The Red Notice explained that Verbeke had escaped confinement during a prison transfer a few days earlier, killed a number of police officers, and then dropped off the grid. All that had taken place within hours of Park’s abduction.
“That can’t be by chance,” said Marc. “Their top dog gets out of his cage and they start putting together a major terrorist hit
? The Lion’s Roar must have been planning this for a while. They’re still two steps ahead of us.”
“Them—or whoever is really running this,” Lucy added. “Assim, what else?”
“I tried a different approach to locate the bioprinters,” he went on. “They don’t just fabricate materials out of thin air, you see, they need seed stock.
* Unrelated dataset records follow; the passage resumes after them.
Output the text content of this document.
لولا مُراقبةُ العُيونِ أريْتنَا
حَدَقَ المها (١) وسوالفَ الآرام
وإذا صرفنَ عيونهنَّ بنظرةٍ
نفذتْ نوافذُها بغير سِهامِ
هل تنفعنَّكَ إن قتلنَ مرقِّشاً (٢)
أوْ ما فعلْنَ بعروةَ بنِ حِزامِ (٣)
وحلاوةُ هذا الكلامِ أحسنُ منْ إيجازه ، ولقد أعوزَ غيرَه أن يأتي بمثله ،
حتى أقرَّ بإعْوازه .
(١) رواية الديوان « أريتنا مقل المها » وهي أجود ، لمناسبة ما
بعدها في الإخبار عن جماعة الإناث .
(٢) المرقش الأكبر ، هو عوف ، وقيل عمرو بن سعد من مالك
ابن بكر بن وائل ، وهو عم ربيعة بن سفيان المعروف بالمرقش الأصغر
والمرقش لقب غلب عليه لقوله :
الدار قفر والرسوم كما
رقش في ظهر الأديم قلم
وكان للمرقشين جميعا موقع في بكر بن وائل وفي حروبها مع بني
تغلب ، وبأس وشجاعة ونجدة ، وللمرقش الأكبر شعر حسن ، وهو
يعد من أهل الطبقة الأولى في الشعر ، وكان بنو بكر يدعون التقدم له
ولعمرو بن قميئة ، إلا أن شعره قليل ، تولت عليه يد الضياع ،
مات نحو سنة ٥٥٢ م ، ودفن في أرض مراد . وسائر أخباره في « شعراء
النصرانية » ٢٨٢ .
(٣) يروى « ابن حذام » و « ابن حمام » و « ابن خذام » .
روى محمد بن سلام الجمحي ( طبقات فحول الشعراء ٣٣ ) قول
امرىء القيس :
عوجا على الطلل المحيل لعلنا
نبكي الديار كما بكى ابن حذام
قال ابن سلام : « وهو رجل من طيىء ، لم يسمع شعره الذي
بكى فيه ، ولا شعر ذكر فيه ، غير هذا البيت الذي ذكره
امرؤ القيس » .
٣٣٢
A package called a biokit. I’m running a search protocol, looking for thefts or purchases of any regulated biokits with the correct profile over the last few weeks. There’s a promising lead in Manila, but nothing firm yet, so I will—”
“Wait,” Marc said firmly, cutting off the other man in mid-sentence. “Back up a bit. Are we seriously saying that Lucy and I are going to sit on our arses for another ten or twenty hours while Malte and Assim fly over here on the company jet?”
“You can conduct surveillance on the target site,” said Delancort.
“Oh, great idea,” Marc snapped, his tone rising. “Then we’ll know exactly when they put a bullet in Park’s head and dump her in a shallow grave.” He leaned in before Lucy could speak up. “We lost them in Singapore because we were running behind. Park was already gone by the time we arrived, and we’re only here now because their bloke Ticker is sloppy and we caught a lucky break. We have to move on this now. Tonight!”
“The two of you,” Delancort said, in a dour tone. “Entering a location you have little intelligence on, facing threats you know even less about. Without backup. Do I have it right, Mr. Dane, or have I missed out any of the reasons why this is a bad idea?”
“Four days,” Marc retorted, sounding out the words. “The woman on the phone said four days until they go live on whatever the hell they are planning—and that was two days ago. So you tell me how wasting more of that dwindling time is a good idea.”